Developers use security as a tool, but need to make strides in apps and functions that aren’t necessarily meant to be cloud native, he said.
“Security will be a product of the cloud, and the combination of technology and data will give IT managers real visibility into how and where data flows through an organization,” Tan said.
“It’s this visibility of data that changes the game. It is not about monitoring in terms of monitoring people’s actions or invading their privacy. It’s about giving data analysts and business leaders a clear view of data and its movement. “
In 2021, data visibility and data protection management are considered the most important cybersecurity imperatives for businesses.
As people shift to working remotely, it’s important to shift to monitoring user activity, an approach that relies on analytics to understand data access patterns and behavioral metrics (IoB ) which may indicate levels of risk.
“Without data visibility in this way, we cannot evolve and understand how to work productively, flexibly and securely,” Tan said. “The combination of behavioral analysis and IoBs form the foundations of dynamic risk assessment.”
Data use must be considered and understood in context, and data loss prevention policies must be applied adaptively and dynamically.
“If we can create cybersecurity technologies that rely on machine learning and analytics to measure and understand the movement of data in near real time, we can avoid the next dawn of disappointment on the horizon,” did he declare.
Data protection management is one of the key cybersecurity imperatives this year. no byline photo
Leaders need to review their policies and processes, validate their posture and risk appetite, and avoid assuming that everything is fine just because they haven’t encountered an incident yet, Tan said.
Longer-term, cloud-native solutions with a deep understanding of user behavior will provide permanent solutions, rather than data protection and intellectual property stopgaps, he said.
In 2021, Forcepoint believes machine learning and analytics will come under more scrutiny, as confidence in their impartial nature and fairness as well as ethical boundaries will be called into question, Tan said.
A number of cybersecurity systems use machine learning to decide whether an action is appropriate (or low risk) for a given user or system. Machine learning must be trained on sufficiently large amounts of data and must be carefully evaluated to verify its bias and accuracy.
To build cybersystems that help identify at-risk users and prevent harmful actions, monitoring of user activity must be done appropriately, and with people’s privacy and appropriate ethical guidelines in place, a- he declared.
Understanding how people adapt, react and inform their environment is essential for organizations to embed behavioral understanding into cybersecurity systems and to design security for the human element, Tan said.
SYNTHETIC IDENTITY FRAUD
Synthetic identity fraud is the fastest growing type of financial crime in the United States and is spreading to other countries, according to consulting firm McKinsey.
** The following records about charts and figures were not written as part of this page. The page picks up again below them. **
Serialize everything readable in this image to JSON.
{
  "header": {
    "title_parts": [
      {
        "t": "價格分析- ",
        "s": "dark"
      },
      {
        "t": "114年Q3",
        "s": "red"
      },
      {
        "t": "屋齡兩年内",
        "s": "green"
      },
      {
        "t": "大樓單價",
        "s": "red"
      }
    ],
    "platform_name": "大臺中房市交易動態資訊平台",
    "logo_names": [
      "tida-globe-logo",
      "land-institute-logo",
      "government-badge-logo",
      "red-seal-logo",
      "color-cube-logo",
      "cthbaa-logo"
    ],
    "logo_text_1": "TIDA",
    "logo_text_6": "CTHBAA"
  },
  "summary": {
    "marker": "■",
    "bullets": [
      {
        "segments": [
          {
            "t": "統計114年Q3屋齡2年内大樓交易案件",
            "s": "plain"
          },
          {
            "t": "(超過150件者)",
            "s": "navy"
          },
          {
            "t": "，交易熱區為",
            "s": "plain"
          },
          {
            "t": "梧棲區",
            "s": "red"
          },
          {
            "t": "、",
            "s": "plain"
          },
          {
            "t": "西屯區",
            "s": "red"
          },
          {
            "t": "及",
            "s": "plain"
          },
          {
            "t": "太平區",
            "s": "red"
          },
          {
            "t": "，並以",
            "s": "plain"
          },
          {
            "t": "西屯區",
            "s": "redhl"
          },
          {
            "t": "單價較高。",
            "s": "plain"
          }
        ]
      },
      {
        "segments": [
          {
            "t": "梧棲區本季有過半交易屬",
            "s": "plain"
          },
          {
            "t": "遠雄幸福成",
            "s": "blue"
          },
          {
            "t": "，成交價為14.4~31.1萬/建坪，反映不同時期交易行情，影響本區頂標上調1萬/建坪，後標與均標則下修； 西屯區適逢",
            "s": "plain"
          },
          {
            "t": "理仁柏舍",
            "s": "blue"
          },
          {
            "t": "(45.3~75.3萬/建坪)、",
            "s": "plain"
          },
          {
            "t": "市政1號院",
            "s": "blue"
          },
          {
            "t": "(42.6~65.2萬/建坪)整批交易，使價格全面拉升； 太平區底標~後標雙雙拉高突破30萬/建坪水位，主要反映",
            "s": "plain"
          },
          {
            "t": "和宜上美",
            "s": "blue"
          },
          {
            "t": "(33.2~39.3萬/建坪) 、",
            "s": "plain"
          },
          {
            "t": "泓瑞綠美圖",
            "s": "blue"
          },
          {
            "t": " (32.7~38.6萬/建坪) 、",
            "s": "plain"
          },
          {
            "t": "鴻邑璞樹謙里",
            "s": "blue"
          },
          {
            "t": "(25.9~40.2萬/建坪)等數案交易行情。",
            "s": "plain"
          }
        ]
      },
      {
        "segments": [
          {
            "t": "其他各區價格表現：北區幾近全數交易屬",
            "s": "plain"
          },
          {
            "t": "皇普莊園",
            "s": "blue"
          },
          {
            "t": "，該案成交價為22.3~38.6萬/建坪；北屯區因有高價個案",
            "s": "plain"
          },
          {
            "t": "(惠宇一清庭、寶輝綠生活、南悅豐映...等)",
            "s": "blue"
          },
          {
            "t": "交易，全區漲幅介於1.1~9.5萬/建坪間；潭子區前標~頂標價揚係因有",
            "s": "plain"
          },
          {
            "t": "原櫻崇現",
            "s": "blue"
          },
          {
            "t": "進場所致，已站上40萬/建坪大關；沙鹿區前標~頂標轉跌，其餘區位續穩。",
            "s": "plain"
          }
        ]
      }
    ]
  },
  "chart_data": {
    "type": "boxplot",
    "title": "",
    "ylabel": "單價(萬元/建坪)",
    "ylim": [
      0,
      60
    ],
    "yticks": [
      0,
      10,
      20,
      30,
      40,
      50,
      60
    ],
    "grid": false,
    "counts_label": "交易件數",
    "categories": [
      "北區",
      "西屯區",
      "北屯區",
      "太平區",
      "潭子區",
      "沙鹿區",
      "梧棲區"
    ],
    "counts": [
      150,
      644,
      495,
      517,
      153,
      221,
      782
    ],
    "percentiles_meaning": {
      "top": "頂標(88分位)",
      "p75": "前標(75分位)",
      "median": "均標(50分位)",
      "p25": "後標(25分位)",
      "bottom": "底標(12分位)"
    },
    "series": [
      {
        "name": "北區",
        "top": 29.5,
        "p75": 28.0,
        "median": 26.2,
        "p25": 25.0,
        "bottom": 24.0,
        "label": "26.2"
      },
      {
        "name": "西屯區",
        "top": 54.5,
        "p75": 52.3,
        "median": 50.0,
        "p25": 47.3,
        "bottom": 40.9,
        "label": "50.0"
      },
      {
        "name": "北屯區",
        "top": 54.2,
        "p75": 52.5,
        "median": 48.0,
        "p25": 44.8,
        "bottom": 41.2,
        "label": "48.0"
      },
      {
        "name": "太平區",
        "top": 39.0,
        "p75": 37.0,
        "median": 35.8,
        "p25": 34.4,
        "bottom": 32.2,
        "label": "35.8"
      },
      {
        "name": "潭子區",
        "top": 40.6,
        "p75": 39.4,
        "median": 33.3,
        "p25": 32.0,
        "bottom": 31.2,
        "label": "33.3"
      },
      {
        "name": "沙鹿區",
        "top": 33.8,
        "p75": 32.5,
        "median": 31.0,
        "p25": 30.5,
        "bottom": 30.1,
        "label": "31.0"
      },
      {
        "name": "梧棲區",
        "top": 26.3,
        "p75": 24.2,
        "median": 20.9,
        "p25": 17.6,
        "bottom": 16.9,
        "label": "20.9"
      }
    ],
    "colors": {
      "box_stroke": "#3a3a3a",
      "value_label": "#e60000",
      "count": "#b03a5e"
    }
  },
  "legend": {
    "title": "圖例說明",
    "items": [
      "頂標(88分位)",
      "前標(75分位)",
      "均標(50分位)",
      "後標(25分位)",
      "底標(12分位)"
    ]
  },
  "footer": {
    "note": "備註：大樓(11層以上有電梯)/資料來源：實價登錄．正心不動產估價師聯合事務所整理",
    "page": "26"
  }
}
Synthetic identity scammers use real and fake credentials to create a fake profile that is strong enough to apply for credit.
While applications are normally rejected by credit bureaus, all you need is a file to open accounts and start building a “real” credit history to apply for bank accounts, credit cards and loans.
It is almost impossible to distinguish a real identity from a synthetic identity, and since no ID has been stolen, the real victims are the companies that have no way of recouping their losses.
Over time, companies can create a checklist of inconsistencies typically found on synthetic identifiers and use it to train an algorithm to automatically flag suspicious files for action.